In the seventeenth century the autonomy of the regency, far from the center of imperial power in Istanbul, increased, and its governors, known as deys, were gradually able to conduct their own foreign and fiscal policy. But the Regency of Algiers never lost its nominal connection to the Ottoman Empire, and the dey’s election by local elites had to be confirmed by authorities in the capital. According to McDougall, for over three centuries, until the French invaded in 1830, coins minted in Algiers bore the name and title of the Ottoman sultan. Even as late as the twentieth century, McDougall claimed, “Friday sermons in mosques in rural districts of eastern Algeria were still being said in the name of the last reigning Ottoman sultan.”

The Kings of Algiers looks at the last decades of the regency and highlights the ties between the land and the sea and between the sea and the history of events, money, and power. It shows how the sea was attached to the produce and the people of the lands surrounding it: local farmers growing wheat, which was then sold overseas to profit the dey and the intermediaries facilitating the transactions and transport; European powers vying for control of trade routes; people being captured and sold as slaves or kept in order to extort ransom. In the midst of it all were two Jewish families, the Bacris and their related rivals the Busnachs, with connections on the European and African shores of the Mediterranean. Their business dealings and political influence were the subject of discussions among representatives of Christian powers that had stakes in the region, and they negotiated some of the most important international treaties of the time. Naphtali Busnach was apparently the dey’s “advisor and a middleman in diplomacy.” Jacob Bacri, his uncle, “was invited to dinner with Napoleon.” Thomas Jefferson, James Madison, and James Monroe necessarily discussed the Bacris in their strategic plans since they were “at the center” of US negotiations to secure peace with Algiers following the War of Independence, when American ships lost the protection that had been afforded to British ships.
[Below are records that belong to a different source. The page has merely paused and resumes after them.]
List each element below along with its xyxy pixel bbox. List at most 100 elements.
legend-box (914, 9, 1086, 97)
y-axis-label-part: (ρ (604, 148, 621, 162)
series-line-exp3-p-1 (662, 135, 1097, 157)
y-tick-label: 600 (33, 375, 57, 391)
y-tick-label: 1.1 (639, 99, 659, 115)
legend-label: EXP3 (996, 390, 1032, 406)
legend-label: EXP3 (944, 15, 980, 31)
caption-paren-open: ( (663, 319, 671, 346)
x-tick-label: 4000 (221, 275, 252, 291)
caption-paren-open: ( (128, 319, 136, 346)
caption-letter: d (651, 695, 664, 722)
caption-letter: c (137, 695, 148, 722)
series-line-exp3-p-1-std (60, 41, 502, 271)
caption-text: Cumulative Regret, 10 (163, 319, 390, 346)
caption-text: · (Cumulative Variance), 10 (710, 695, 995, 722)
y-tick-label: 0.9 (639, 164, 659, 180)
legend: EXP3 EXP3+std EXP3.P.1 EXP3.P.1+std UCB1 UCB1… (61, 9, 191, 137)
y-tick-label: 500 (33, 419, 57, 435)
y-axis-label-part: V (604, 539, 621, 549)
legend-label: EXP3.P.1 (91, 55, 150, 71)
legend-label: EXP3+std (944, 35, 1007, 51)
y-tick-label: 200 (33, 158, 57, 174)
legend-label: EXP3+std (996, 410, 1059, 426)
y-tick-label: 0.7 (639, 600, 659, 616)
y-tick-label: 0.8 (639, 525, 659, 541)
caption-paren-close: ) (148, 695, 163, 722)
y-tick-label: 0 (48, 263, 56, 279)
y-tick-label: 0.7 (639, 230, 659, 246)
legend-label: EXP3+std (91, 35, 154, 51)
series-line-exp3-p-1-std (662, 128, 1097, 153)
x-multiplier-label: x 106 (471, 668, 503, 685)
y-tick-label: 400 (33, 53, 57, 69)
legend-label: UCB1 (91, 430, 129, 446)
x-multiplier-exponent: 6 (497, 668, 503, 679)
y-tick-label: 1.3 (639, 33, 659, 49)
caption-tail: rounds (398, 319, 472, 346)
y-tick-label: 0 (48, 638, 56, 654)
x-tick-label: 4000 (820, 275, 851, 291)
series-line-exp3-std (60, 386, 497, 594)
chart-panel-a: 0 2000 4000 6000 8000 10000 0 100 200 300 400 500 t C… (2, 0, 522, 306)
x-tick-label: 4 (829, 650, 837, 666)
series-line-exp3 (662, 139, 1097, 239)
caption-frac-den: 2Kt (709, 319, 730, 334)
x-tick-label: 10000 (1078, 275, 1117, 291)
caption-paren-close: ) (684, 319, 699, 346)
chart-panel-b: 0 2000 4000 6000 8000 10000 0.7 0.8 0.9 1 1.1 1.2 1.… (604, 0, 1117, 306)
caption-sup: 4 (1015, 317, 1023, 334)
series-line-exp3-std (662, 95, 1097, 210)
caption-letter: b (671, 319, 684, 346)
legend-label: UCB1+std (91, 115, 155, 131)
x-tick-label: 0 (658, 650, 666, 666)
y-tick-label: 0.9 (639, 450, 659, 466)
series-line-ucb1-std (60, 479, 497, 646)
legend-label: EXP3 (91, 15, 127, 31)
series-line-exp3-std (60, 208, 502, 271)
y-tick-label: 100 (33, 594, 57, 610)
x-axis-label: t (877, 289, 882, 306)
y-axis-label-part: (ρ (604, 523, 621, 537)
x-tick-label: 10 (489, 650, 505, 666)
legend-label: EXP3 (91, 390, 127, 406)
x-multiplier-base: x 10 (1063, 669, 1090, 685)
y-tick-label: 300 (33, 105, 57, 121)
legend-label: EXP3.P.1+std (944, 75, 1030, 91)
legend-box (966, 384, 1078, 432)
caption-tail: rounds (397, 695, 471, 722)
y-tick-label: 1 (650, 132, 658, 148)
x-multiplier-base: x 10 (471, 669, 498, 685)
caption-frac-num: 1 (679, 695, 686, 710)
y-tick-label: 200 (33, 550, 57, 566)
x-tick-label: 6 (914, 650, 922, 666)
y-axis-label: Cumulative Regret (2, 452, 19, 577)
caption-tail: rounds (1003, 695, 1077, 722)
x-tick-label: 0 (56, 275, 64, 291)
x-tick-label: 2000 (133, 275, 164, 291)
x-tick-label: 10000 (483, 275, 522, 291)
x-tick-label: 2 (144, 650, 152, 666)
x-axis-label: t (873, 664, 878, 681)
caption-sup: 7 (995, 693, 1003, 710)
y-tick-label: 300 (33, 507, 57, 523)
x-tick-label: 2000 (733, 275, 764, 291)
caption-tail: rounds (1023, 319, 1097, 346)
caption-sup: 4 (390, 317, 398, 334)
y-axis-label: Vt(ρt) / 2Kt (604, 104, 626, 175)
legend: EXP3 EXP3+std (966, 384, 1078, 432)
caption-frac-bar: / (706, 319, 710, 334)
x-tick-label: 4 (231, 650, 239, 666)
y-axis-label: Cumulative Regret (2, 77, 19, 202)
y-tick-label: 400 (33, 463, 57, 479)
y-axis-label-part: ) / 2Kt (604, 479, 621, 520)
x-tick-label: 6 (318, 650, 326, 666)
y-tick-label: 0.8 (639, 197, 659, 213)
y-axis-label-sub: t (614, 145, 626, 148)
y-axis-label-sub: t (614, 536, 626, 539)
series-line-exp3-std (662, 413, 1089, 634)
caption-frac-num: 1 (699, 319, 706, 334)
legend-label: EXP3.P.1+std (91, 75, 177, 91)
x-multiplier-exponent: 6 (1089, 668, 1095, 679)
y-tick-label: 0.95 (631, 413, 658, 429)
To underscore this point Kalman starts with an anecdote that puts the Bacris in the middle of the “easy, linear” narrative explaining the French invasion of Algiers. In this telling, when the consul of France in Algiers visited the dey in 1827, he was confronted with the demand that France pay a debt that had been accruing since 1794 for wheat purchased on credit. When the consul did not respond, the dey became infuriated and struck him in the face with “a huge fan…[used] to keep flies away.” Insulted, the French insisted on an apology and sent other demands. When the dey pressed for payment, France sent its warships, and “the spat simply escalated from there.” And that decades-old wheat debt, which Kalman claims was owed to the Bacris, was how this Jewish family “came to occupy such a central place in international relations.” The incident, known in France as the coup d’éventail, the “blow with the fly whisk,” became, as noted by McDougall, “legendary in French imagery and schoolbook narratives.”